Bond è tornato, ma non convince: action parossistica e soste forzate "psicologiche" per un sequel attendista
James Bond è tornato, ma non è una buona notizia. Almeno per chi, come noi, aveva salutato con soddisfazione, se non entusiasmo, la new entry
Daniel Craig nell'inedito
Casino Royale, parente lontanissimo del patinato
Pierce Brosnan e dei bolsi film che lo ospitavano, perché in delicato e - esistenzialmente - precario equilibrio tra action, ruvido e forsennato, e introspezione psicologica e affettiva, a tal punto che 007 si faceva rubare il cuore da Vesper Lynd (la tagliente
Eva Green), seconda volta nella storia bondiana dopo la Tracy di Vincenzo (
Diana Rigg) di
Al servizio segreto di Sua Maestà (1969).
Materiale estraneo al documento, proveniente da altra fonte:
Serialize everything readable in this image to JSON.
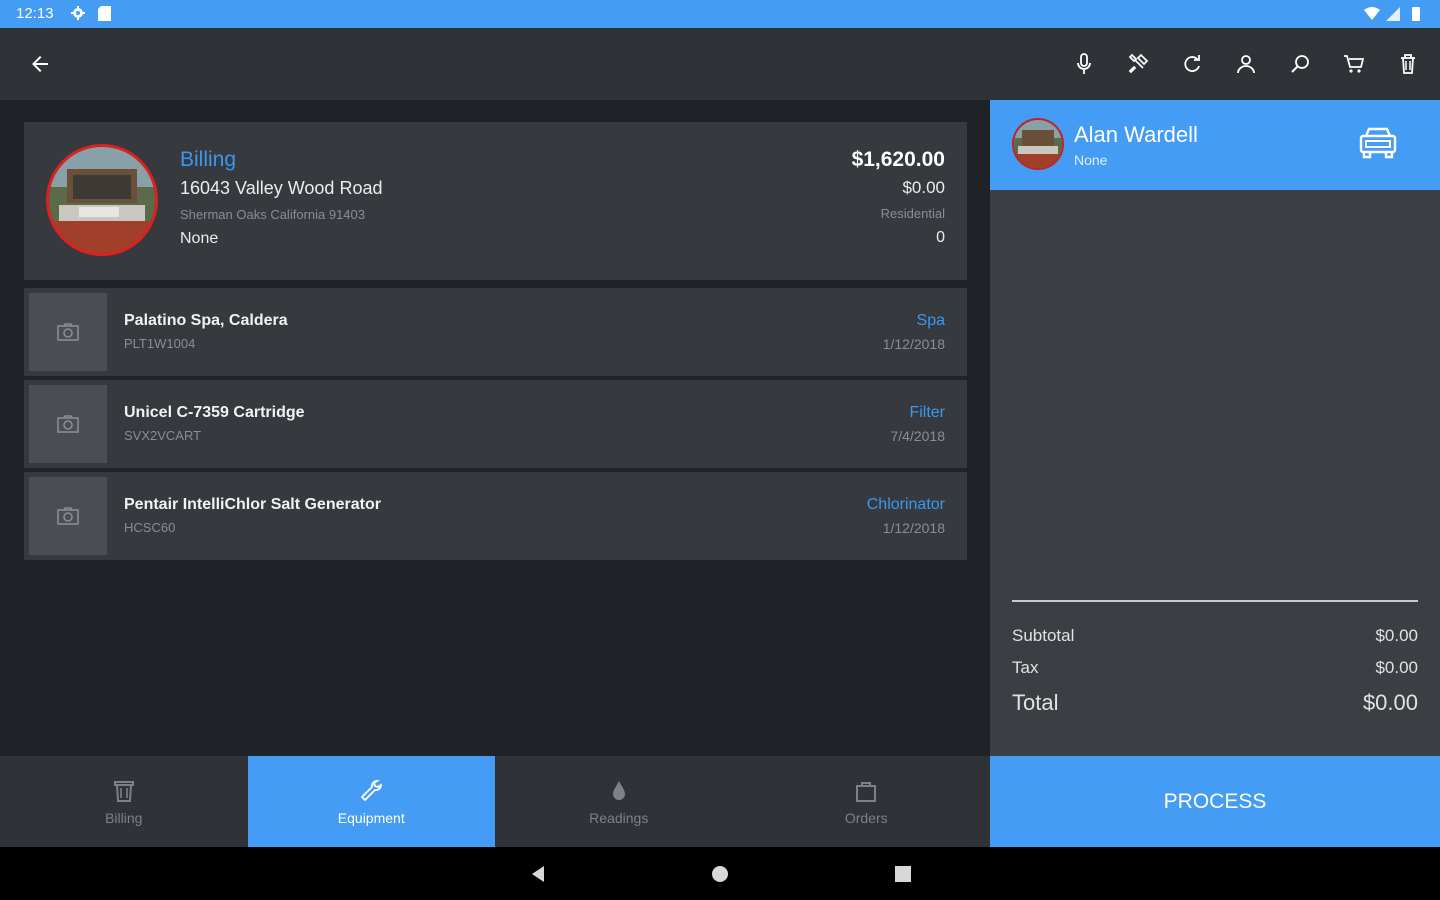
{
  "status_bar": {
    "time": "12:13"
  },
  "billing": {
    "title": "Billing",
    "address": "16043 Valley Wood Road",
    "city_line": "Sherman Oaks  California  91403",
    "note": "None",
    "amount": "$1,620.00",
    "balance": "$0.00",
    "type": "Residential",
    "count": "0"
  },
  "equipment": [
    {
      "name": "Palatino Spa, Caldera",
      "serial": "PLT1W1004",
      "type": "Spa",
      "date": "1/12/2018"
    },
    {
      "name": "Unicel C-7359 Cartridge",
      "serial": "SVX2VCART",
      "type": "Filter",
      "date": "7/4/2018"
    },
    {
      "name": "Pentair IntelliChlor Salt Generator",
      "serial": "HCSC60",
      "type": "Chlorinator",
      "date": "1/12/2018"
    }
  ],
  "bottom_nav": [
    {
      "label": "Billing",
      "icon": "trash-bin-icon",
      "active": false
    },
    {
      "label": "Equipment",
      "icon": "wrench-icon",
      "active": true
    },
    {
      "label": "Readings",
      "icon": "water-drop-icon",
      "active": false
    },
    {
      "label": "Orders",
      "icon": "bag-icon",
      "active": false
    }
  ],
  "customer": {
    "name": "Alan Wardell",
    "subtitle": "None"
  },
  "totals": {
    "subtotal_label": "Subtotal",
    "subtotal_value": "$0.00",
    "tax_label": "Tax",
    "tax_value": "$0.00",
    "total_label": "Total",
    "total_value": "$0.00"
  },
  "process_label": "PROCESS",
  "colors": {
    "accent": "#449cf4",
    "link": "#3a98f0",
    "card": "#36393e",
    "background": "#1f2226"
  }
}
In questo 22° capitolo, viceversa, di quell'equilibrio non v'è più traccia: ambientato un'ora dopo gli eventi di
Casino Royale - Bond viene subito rimproverato da M (
Judi Dench, polverosa) per l'uccisione di Le Chiffre - il film drammaturgicamente vi è distante anni luce: il nuovo regista
Marc Forster (
Monster's Ball e
Neverland in carnet) fa rimpiangere il paradossale
Casino, perché armonico e omogeneo, del sottovalutato
Martin Campbell, rendendosi co-protagonista, a pari merito con gli sceneggiatori
Neal Purvis &
Robert Wade e
Paul Haggis, di un'eterogeneità e difformità poetico-stilistica che alterna alla copia-carbone della saga di Jason Bourne momenti di stasi, che stanno "insieme" come l'acqua e l'olio.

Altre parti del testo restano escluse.